Kinshasa : Terre Jaune, la route qui a réveillé tout un quartier

La route Terre Jaune, dans la capitale RD-Congolaise, construite il y a près de cinq ans, a profondément transformé le paysage du quartier Mpasa, situé à seulement 2 km de l’aéroport international de N’Djili. Ce projet, soutenu par le député national Auguy Kalonji, a été un véritable plaidoyer pour le développement de la commune de N’Sele, à l’est de Kinshasa. Longtemps attendue, cette infrastructure a non seulement amélioré l’accessibilité, mais a également engendré un développement économique et social significatif.

Avant la construction de la route, Terre Jaune représentait un défi majeur pour ses usagers. Les véhicules étaient rares, et les motos peinaient à circuler sur un sol instable et sablonneux. Les piétons, quant à eux, faisaient face à des conditions pénibles, s’enfonçant dans le sable à chaque pas. Cette situation limitait considérablement les échanges commerciaux et l’accès aux services de base.

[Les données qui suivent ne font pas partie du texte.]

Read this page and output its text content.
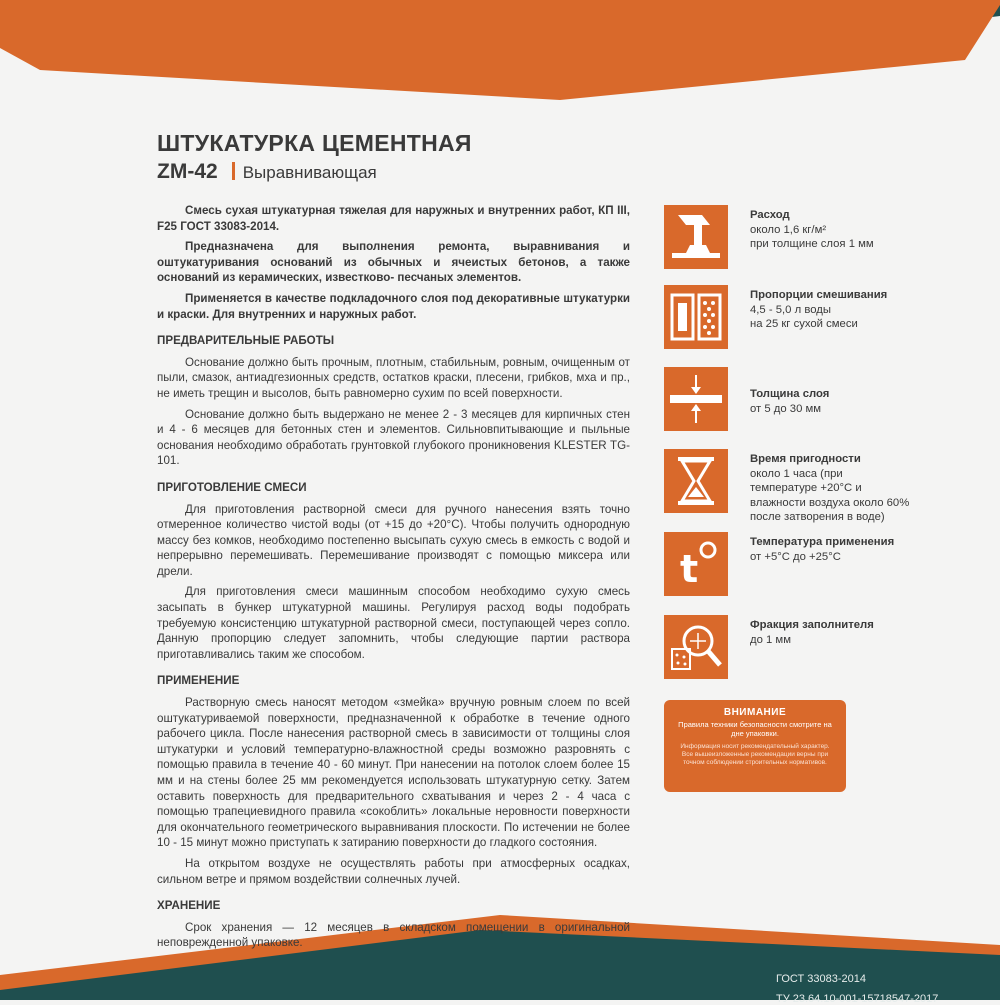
ШТУКАТУРКА ЦЕМЕНТНАЯ
ZM-42 Выравнивающая

Смесь сухая штукатурная тяжелая для наружных и внутренних работ, КП III, F25 ГОСТ 33083-2014.

Предназначена для выполнения ремонта, выравнивания и оштукатуривания оснований из обычных и ячеистых бетонов, а также оснований из керамических, известково- песчаных элементов.

Применяется в качестве подкладочного слоя под декоративные штукатурки и краски. Для внутренних и наружных работ.

ПРЕДВАРИТЕЛЬНЫЕ РАБОТЫ

Основание должно быть прочным, плотным, стабильным, ровным, очищенным от пыли, смазок, антиадгезионных средств, остатков краски, плесени, грибков, мха и пр., не иметь трещин и высолов, быть равномерно сухим по всей поверхности.

Основание должно быть выдержано не менее 2 - 3 месяцев для кирпичных стен и 4 - 6 месяцев для бетонных стен и элементов. Сильновпитывающие и пыльные основания необходимо обработать грунтовкой глубокого проникновения KLESTER TG-101.

ПРИГОТОВЛЕНИЕ СМЕСИ

Для приготовления растворной смеси для ручного нанесения взять точно отмеренное количество чистой воды (от +15 до +20°С). Чтобы получить однородную массу без комков, необходимо постепенно высыпать сухую смесь в емкость с водой и непрерывно перемешивать. Перемешивание производят с помощью миксера или дрели.

Для приготовления смеси машинным способом необходимо сухую смесь засыпать в бункер штукатурной машины. Регулируя расход воды подобрать требуемую консистенцию штукатурной растворной смеси, поступающей через сопло. Данную пропорцию следует запомнить, чтобы следующие партии раствора приготавливались таким же способом.

ПРИМЕНЕНИЕ

Растворную смесь наносят методом «змейка» вручную ровным слоем по всей оштукатуриваемой поверхности, предназначенной к обработке в течение одного рабочего цикла. После нанесения растворной смесь в зависимости от толщины слоя штукатурки и условий температурно-влажностной среды возможно разровнять с помощью правила в течение 40 - 60 минут. При нанесении на потолок слоем более 15 мм и на стены более 25 мм рекомендуется использовать штукатурную сетку. Затем оставить поверхность для предварительного схватывания и через 2 - 4 часа с помощью трапециевидного правила «сокоблить» локальные неровности поверхности для окончательного геометрического выравнивания плоскости. По истечении не более 10 - 15 минут можно приступать к затиранию поверхности до гладкого состояния.

На открытом воздухе не осуществлять работы при атмосферных осадках, сильном ветре и прямом воздействии солнечных лучей.

ХРАНЕНИЕ

Срок хранения — 12 месяцев в складском помещении в оригинальной неповрежденной упаковке.

Расход
около 1,6 кг/м²
при толщине слоя 1 мм
Пропорции смешивания
4,5 - 5,0 л воды
на 25 кг сухой смеси
Толщина слоя
от 5 до 30 мм
Время пригодности
около 1 часа (при температуре +20°С и влажности воздуха около 60% после затворения в воде)
t
Температура применения
от +5°С до +25°С
Фракция заполнителя
до 1 мм
ВНИМАНИЕ
Правила техники безопасности смотрите на дне упаковки.
Информация носит рекомендательный характер. Все вышеизложенные рекомендации верны при точном соблюдении строительных нормативов.
ГОСТ 33083-2014
ТУ 23.64.10-001-15718547-2017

Transport : accessibilité et mobilité

L’inauguration de la route Terre Jaune a marqué un tournant pour les habitants de Mpasa. Désormais, les véhicules circulent librement, et les motos à deux pneus ont été rejointes par des motos à trois pneus, facilitant encore plus le transport. Cette amélioration de la mobilité a permis aux habitants de se déplacer plus facilement, ouvrant ainsi la voie à de nouvelles opportunités économiques.

La route a agi comme un véritable catalyseur pour le commerce local. De nombreux établissements ont vu le jour, notamment :

  • Hôtels et Bars : Des lieux de détente qui attirent à la fois les habitants et les visiteurs.
  • Gargotes et Malewas : Des points de restauration offrant une variété de plats locaux.
  • Vendeurs de Vêtements et d’Aliments : Des commerces répondant aux besoins quotidiens des résidents.

Une source de problème en même temps

Cependant, cette croissance rapide n’est pas sans défis. La route Terre Jaune est devenue un point chaud, entraînant des embouteillages non seulement sur son axe mais aussi sur le boulevard Lumumba, et un niveau de bruit sans précédent. Les conditions de circulation, bien qu’améliorées, posent maintenant des problèmes de congestion, un phénomène qui n’avait jamais été observé auparavant dans ce coin.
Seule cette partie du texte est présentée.